Deco Rated: The Sears Crosstown Building In Memphis

The former Sears Crosstown Building in Memphis, TN was a high rise, Art Deco retail showcase designed to meet the needs of a car-driving America on the move.

Things were looking up back in 1927. The Roaring Twenties were at their roaring-est and Ford had finally introduced a replacement for the Model T, the car that brought affordable transportation to millions of Americans. The country’s blossoming love affair with the automobile was one of the main reasons Sears, Roebuck and Company chose a relatively open and undeveloped portion of downtown Memphis for a huge, all-in-one mail-order processing warehouse and retail store. Our lead image comes courtesy of Isaac Singleton Photography and dates from February of 2010, proving how well things were built back in the good old days. Being built to last is a double-edged sword, however.

Massive Memphis Edifice

The Sears Crosstown Building opened on August 27th of 1927, only a couple of years after the catalog-sales-based company opened their very first retail department store. The 14-story-tall building’s 650,000 square feet of floor space made it the largest building in Memphis. Yes, it was a big deal… 3,000 people attended the opening ceremonies and by the end of the day about 47,000 people (roughly 1 out of every 4 Memphians) had paid a visit. The future looked bright for Sears, and so it was… for a while.

Crosstown (Floor) Traffic

Sears spent a cool $5 million on what was to be their eighth regional distribution center, raising the roof in an astonishing 180 days! Credit construction workers working six days a week and 24 hours per day for the record-breaking erection. Planners didn’t skimp on the amenities, either: Sears Crosstown boasted a soda fountain, a luncheonette, a cafeteria exclusively for employees, even an in-house hospital.

Oh Say Can You Sears

For nearly sixty years, the “Sears, Roebuck and Company Catalog Merchandise Distribution Center and Retail Store” (aka Sears Crosstown) served shoppers from Memphis and its surrounding suburbs in style. The bloom was coming off the rose by the early 1980s, however, and Sears Crosstown couldn’t escape the parent company’s excruciating slow-motion decline.

Tennessee Value Authority

The retail store that occupied the building’s lowest levels was closed in 1983 and a decade later the catalog distribution center shut its doors, leaving this majestic Memphis landmark eerily abandoned. It wasn’t until 2010 that efforts were made to revitalize the grand old edifice, which by that time had suffered significant deterioration. The Crosstown Arts project was established with the mission of creating a “mixed-used vertical urban village” on the site while preserving as much of the Sears Crosstown Building as possible.

Pros & Concourses

Crosstown Concourse opened in August of 2017 after almost five years of reconstruction – compare that with the mere six months required to erect and outfit Sears Crosstown ninety years earlier. Keep in mind that modern renovators had to clean out, repair and re-purpose a structure subjected to many decades of use and further years of neglect.

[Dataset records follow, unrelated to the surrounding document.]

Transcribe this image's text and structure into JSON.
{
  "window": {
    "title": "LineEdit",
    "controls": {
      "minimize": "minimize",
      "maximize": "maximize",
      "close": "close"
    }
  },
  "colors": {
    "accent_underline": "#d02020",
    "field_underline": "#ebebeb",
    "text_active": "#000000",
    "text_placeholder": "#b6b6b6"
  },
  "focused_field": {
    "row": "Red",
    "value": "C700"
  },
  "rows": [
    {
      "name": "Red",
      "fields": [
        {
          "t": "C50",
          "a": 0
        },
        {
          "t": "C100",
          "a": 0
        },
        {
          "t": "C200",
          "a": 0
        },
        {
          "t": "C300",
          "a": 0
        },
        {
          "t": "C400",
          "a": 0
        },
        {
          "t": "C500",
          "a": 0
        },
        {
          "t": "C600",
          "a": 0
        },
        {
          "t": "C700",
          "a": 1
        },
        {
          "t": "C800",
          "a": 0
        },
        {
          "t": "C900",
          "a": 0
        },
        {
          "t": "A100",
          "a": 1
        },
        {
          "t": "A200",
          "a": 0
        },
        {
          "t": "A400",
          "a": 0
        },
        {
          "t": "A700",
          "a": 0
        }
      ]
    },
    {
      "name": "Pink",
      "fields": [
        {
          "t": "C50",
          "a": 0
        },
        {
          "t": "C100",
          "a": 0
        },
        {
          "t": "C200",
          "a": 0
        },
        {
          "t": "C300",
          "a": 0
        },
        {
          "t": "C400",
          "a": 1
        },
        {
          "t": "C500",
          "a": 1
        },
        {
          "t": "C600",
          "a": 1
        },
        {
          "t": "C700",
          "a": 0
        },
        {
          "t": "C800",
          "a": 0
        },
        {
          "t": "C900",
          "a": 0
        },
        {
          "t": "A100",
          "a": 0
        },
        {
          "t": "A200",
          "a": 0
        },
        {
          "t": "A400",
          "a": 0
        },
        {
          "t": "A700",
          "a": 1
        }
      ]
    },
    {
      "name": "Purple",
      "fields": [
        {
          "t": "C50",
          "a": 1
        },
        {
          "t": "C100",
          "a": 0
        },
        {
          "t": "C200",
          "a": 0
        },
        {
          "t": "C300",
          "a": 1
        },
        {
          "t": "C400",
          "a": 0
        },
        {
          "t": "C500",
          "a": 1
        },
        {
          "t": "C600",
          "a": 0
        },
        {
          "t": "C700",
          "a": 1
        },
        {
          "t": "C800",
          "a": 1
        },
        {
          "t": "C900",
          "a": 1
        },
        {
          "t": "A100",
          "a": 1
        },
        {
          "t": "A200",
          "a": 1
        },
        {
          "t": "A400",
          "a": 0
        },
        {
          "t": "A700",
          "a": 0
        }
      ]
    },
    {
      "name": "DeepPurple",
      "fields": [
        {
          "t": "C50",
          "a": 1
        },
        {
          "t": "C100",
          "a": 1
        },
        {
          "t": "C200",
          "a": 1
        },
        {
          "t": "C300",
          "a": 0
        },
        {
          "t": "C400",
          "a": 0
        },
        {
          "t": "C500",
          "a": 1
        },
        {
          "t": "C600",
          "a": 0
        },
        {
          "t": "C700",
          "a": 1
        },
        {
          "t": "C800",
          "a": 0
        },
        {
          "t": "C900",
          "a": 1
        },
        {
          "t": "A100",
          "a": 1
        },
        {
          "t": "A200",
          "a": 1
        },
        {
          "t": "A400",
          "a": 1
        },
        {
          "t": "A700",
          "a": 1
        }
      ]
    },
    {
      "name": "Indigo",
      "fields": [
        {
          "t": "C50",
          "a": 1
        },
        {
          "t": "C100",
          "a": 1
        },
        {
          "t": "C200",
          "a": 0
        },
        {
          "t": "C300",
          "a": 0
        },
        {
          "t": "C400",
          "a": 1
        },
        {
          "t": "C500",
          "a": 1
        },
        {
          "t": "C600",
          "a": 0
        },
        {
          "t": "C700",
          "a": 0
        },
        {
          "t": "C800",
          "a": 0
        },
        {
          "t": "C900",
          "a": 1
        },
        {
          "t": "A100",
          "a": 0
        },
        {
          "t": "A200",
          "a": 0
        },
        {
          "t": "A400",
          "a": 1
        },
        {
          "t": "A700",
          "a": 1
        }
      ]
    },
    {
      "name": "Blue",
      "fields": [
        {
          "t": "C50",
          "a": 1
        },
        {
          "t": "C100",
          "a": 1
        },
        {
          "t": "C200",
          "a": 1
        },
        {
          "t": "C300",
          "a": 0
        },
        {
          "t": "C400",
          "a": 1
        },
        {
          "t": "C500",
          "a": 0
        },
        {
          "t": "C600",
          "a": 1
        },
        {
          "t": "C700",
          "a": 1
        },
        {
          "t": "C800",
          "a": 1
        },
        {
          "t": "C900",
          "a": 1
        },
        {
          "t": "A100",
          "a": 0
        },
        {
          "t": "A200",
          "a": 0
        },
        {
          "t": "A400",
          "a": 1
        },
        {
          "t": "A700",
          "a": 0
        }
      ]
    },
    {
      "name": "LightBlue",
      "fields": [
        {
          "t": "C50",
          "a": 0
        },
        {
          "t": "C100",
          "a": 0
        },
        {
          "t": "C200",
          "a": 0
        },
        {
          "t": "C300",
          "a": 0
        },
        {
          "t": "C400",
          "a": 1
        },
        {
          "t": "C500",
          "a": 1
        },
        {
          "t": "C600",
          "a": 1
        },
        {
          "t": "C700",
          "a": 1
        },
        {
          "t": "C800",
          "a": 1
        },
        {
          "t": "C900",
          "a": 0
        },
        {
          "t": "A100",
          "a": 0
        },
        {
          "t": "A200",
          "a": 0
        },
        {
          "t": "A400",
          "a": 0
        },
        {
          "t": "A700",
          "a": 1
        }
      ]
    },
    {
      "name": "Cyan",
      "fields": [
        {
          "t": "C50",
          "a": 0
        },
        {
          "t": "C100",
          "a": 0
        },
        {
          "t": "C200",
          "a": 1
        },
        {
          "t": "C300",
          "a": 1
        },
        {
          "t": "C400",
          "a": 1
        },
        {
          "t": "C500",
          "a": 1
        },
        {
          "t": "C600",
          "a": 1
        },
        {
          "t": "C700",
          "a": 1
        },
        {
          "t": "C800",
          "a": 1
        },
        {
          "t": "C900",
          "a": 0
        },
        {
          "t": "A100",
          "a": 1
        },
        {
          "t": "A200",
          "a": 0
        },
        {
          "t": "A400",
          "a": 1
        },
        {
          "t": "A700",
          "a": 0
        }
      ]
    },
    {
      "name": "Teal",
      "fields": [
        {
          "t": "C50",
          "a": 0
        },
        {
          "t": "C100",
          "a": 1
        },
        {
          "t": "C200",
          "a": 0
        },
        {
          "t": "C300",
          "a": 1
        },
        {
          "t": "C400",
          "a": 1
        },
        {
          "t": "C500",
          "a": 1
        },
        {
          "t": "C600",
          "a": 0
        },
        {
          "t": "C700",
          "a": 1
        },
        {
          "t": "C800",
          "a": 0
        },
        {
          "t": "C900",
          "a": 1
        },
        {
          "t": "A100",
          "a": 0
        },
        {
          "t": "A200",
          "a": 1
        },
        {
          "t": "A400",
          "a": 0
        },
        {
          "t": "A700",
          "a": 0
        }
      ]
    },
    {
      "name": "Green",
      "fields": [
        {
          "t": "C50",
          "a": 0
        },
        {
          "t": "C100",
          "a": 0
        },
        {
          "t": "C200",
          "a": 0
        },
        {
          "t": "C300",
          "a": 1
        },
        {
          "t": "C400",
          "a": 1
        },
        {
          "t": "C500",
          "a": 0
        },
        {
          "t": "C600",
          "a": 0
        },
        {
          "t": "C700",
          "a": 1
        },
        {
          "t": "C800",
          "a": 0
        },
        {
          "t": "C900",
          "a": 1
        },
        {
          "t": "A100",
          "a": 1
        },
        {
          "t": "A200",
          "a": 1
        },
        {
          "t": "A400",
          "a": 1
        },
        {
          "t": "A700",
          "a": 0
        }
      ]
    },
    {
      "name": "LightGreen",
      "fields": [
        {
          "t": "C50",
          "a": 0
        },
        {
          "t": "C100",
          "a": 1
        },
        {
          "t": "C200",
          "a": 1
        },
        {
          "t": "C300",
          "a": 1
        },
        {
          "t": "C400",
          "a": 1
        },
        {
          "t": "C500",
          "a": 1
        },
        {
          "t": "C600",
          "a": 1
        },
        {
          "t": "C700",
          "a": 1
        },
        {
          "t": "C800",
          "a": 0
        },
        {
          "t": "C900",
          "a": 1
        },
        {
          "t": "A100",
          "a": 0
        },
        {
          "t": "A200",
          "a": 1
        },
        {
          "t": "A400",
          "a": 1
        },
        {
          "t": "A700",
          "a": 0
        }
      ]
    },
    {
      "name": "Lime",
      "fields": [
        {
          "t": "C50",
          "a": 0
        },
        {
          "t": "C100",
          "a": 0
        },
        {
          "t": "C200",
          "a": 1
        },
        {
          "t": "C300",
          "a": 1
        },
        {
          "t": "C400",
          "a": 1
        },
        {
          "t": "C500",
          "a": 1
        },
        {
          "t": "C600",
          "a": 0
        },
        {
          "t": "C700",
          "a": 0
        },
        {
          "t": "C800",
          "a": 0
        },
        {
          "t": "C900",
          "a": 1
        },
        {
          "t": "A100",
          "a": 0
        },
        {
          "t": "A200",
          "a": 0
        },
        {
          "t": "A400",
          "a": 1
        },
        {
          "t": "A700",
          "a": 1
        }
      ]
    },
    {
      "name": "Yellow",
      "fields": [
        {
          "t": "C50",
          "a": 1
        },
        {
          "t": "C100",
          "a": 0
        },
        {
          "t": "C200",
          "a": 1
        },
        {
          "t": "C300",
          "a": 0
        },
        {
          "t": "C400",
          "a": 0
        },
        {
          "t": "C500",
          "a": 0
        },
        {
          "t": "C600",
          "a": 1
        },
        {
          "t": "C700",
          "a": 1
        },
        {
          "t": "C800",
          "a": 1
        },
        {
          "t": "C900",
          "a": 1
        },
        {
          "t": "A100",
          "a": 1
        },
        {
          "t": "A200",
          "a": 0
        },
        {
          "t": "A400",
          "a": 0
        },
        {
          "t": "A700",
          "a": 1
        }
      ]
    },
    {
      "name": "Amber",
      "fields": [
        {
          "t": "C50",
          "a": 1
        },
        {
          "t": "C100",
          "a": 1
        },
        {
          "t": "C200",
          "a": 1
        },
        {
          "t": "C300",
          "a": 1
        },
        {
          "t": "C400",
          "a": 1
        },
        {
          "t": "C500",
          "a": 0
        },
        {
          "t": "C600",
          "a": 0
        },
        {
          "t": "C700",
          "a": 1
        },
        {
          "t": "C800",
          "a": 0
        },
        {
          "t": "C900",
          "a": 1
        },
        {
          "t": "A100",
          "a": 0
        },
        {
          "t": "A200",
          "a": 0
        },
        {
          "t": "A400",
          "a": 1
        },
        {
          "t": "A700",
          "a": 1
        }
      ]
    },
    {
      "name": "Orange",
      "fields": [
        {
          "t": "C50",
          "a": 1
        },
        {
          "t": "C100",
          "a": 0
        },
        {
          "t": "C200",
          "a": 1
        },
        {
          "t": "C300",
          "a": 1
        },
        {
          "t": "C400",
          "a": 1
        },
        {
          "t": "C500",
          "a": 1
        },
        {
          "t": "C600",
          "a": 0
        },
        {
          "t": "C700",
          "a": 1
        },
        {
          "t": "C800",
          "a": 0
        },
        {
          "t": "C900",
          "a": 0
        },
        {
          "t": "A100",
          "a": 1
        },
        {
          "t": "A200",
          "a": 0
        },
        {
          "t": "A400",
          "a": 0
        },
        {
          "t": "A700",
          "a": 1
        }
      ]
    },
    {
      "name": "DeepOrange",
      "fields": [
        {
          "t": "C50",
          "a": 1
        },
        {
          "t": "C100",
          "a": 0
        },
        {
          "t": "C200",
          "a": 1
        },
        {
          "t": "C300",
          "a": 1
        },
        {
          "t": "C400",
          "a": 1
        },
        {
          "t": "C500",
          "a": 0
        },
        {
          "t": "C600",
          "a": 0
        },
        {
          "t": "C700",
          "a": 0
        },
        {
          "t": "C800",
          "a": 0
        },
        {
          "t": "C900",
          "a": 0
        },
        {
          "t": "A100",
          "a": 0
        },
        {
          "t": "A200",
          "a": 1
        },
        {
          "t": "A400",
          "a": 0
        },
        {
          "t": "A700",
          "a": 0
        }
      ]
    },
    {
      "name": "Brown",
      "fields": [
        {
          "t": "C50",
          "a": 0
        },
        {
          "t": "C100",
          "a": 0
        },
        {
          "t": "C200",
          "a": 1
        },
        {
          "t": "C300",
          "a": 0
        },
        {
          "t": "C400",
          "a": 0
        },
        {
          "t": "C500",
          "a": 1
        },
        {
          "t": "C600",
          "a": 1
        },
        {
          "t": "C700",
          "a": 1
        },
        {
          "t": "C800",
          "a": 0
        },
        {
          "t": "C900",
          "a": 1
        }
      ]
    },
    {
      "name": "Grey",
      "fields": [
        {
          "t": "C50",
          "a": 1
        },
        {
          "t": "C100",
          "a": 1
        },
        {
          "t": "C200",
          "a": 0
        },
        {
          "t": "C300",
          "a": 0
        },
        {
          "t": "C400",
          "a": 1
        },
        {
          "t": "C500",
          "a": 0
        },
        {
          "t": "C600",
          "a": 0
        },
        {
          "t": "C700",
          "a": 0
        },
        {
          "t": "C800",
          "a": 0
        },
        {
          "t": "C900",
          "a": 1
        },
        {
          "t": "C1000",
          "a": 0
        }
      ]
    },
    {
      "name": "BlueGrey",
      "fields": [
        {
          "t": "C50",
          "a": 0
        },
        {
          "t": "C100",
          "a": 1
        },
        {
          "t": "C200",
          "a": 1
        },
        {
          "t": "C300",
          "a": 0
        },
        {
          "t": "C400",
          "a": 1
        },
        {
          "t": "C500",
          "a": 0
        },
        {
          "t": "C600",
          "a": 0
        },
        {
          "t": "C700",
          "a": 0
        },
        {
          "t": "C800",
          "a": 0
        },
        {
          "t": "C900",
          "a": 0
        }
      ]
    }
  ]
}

The Call Is Coming From Inside The Building

Flickr member Chris Wieland visited the Sears Crosstown Building on May 30th of 2013, roughly one year after the massive cleanup and clearance operation had begun. Wieland’s hauntingly beautiful images depict a formidable structure in the midst of being picked clean in preparation for a grand rebirth.

Blue Light, Special

At the time of Wieland’s visit, most of the open areas had been cleared out though many of the smaller offices, woodwork and plumbing had yet to be gutted. While the Electronic Age was still decades away, early 20th century buildings like this one were extensively wired for electrical lighting and telephone communications.

Floor Vote

Wieland’s timing was fortuitous indeed, allowing fans of architecture and abandonments to enjoy the “best of both worlds”… the bleached bones of an ancient edifice laid bare, and the characteristic cluttered debris and detritus that offer unsubtle hints of a long and honorable history.